The other big story of the month, TV-wise, was my introduction to a little show called Gilmore Girls, about a woman and her daughter living in a tiny New England town called Stars Hollow. They read books and sip coffee and quote 1940s screwball comedies and listen to Nick Drake and Belle and Sebastian and the show is basically perfect. It’s the best possible counterpoint to the frenetic zaniness of Doctor Who.
Movies! So many good movies this month. Raise the Red Lantern (1991) is a gorgeously filmed story about a woman working as a courtesan in early twentieth-century China and slowly losing her mind. The Thief of Bagdad (1940) adapts several of the most famous stories in the Arabian Nights to create a visual and imaginative spectacle that rivals The Wizard of Oz. In a Lonely Place (1951) is another in a string of movies where Bogart plays a dangerously unstable man who self-destructs. Black Narcissus (1947) is a beautiful and often frightening melodrama about two nuns who are driven to jealousy and obsession over their shared love of a man, culminating in a shocking but entirely plausible act of violence. The Gospel According to St Matthew (1964) is probably the best cinematic depiction of the life of Jesus, because it portrays him as an idealistic young man rather than a mysterious and unknowable deity. Love and Mercy (2014) hops back and forth in time to tell the story of Brian Wilson (played by Paul Dano and John Cusack), his ambition to make the greatest album of all time, and his subsequent mental breakdown.
The Hold Steady! The Beach Boys
New Series and Miniseries
I’ve gotten hooked on two new series that premiered this month. One is the BBC’s six-part adaptation of War and Peace, penned by Andrew Davies (he of the 1995 Pride and Prejudice) and starring Paul Dano as Pierre Bezukhov. Davies draws out the finest dramatic moments in Tolstoy’s novel while necessarily omitting the endless layers of characterization that made the novel brilliant. If you try not to think too hard about all that’s being left out, you can more easily appreciate the lavish visuals and the best Pierre we’ve ever gotten.
The other great literary adaptation of the month is SyFy’s The Magicians, a multi-season adaptation of Lev Grossman’s Magicians trilogy (2009-2014).
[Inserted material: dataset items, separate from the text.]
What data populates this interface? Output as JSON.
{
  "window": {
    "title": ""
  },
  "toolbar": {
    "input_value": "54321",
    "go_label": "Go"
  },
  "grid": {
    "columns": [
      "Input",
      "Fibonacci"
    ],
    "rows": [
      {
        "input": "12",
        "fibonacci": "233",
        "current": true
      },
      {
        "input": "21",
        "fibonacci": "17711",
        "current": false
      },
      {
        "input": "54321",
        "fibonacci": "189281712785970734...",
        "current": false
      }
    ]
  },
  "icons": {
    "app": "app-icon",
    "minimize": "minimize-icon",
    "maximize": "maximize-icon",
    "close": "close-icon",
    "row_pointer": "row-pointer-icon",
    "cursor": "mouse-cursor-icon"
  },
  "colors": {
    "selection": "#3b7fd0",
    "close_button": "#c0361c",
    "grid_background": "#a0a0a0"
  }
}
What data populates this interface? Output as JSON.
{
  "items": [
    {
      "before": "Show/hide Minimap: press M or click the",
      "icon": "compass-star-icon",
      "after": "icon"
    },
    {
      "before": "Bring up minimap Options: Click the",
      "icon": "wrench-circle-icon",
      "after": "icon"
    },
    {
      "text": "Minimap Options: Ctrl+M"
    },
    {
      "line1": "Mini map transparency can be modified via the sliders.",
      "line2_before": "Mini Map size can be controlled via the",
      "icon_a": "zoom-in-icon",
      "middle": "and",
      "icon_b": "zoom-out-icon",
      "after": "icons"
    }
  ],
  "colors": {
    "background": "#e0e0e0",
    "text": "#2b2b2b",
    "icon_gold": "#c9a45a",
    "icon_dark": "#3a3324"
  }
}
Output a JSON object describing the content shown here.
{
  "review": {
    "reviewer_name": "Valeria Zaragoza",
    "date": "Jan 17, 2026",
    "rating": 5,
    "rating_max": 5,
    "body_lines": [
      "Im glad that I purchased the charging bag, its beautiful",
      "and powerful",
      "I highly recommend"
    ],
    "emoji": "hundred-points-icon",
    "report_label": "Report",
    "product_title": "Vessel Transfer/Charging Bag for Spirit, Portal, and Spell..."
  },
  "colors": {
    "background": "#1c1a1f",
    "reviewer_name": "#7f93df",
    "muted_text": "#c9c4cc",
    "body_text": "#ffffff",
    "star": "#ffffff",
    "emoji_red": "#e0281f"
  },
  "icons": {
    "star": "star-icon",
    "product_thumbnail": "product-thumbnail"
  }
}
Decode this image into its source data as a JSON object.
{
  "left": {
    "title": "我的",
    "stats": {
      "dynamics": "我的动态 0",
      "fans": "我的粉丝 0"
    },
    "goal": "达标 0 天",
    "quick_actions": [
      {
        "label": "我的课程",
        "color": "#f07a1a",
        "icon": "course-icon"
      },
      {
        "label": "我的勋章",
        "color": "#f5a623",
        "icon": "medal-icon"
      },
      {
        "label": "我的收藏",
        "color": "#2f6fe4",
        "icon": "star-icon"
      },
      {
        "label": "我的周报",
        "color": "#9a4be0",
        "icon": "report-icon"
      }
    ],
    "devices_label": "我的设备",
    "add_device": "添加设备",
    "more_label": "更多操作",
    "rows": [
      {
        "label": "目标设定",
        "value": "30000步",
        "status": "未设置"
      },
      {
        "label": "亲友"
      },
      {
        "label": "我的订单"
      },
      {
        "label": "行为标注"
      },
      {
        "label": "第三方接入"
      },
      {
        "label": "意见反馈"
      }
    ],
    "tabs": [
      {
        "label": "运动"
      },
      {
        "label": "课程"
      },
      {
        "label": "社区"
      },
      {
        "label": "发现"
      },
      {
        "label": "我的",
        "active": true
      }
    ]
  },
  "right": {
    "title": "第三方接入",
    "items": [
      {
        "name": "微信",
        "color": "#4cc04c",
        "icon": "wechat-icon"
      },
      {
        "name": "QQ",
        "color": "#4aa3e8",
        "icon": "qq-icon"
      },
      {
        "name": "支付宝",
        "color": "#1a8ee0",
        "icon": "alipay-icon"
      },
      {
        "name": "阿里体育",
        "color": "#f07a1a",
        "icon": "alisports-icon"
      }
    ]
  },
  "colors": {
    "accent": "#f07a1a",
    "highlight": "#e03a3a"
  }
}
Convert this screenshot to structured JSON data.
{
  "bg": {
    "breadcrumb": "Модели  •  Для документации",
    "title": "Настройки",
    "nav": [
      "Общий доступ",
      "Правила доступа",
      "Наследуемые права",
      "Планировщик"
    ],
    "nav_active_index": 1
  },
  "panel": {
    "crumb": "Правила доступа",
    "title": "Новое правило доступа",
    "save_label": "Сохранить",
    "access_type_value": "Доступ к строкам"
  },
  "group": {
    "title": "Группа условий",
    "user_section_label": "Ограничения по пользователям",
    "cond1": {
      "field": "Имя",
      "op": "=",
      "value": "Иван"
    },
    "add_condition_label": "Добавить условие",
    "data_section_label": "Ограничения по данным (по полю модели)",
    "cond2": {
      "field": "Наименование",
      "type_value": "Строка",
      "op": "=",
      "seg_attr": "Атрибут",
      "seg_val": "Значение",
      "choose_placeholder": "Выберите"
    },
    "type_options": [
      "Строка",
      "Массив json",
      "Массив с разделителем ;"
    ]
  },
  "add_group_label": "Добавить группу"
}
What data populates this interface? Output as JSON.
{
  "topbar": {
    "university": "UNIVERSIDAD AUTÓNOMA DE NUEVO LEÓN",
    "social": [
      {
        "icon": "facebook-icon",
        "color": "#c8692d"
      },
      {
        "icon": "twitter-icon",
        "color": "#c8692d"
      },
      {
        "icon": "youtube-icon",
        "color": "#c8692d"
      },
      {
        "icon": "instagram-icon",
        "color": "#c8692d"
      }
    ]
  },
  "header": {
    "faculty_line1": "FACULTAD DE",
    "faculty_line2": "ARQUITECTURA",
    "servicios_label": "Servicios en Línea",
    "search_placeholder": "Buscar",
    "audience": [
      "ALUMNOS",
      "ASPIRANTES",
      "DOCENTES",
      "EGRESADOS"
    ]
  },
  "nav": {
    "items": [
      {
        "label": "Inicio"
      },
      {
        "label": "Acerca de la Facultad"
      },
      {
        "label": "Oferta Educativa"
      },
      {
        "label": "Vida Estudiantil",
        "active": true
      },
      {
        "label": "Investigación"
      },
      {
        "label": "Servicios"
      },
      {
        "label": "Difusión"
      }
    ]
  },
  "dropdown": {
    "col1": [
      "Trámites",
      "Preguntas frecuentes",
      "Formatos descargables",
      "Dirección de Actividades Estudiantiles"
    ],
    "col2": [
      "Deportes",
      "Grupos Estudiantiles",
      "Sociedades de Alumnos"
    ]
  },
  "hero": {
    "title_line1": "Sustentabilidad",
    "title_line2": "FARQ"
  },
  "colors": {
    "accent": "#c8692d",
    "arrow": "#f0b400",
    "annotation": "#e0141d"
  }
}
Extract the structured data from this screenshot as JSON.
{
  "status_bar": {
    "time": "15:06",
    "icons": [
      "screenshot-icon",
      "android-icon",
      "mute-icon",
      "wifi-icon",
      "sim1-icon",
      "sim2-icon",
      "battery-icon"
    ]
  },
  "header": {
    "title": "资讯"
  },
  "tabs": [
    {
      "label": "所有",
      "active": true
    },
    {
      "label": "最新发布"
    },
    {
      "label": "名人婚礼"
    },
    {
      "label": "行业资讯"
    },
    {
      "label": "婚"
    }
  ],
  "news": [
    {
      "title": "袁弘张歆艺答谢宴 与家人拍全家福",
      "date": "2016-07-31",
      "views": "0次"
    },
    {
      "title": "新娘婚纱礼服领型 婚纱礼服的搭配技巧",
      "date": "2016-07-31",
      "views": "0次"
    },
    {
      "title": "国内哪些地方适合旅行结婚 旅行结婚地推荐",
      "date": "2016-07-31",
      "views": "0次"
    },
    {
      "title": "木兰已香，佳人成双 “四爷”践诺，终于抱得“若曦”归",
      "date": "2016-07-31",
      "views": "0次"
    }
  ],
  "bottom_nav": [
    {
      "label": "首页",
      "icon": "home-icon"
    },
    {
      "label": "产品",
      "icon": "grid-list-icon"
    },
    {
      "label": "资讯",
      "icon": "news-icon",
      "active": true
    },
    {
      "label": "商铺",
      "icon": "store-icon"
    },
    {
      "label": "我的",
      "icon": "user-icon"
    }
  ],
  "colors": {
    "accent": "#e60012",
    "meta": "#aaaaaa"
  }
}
The first Magicians novel was one of my favorite novels of the last decade, because it took some of your favorite stories and filtered them through a haze of disillusionment and melancholy. The TV series retains the central premise, about a group of twenty-somethings who attend a magical school in New York, but makes it less reflective. The actors are doing great work, however, and have succeeded in making their characters equally as memorable and endearing as the ones in the book. Of the four episodes aired so far, each one is an improvement over the one before, even if the plot is steadily drifting further and further from Grossman’s original.
What about you? What did you discover this month?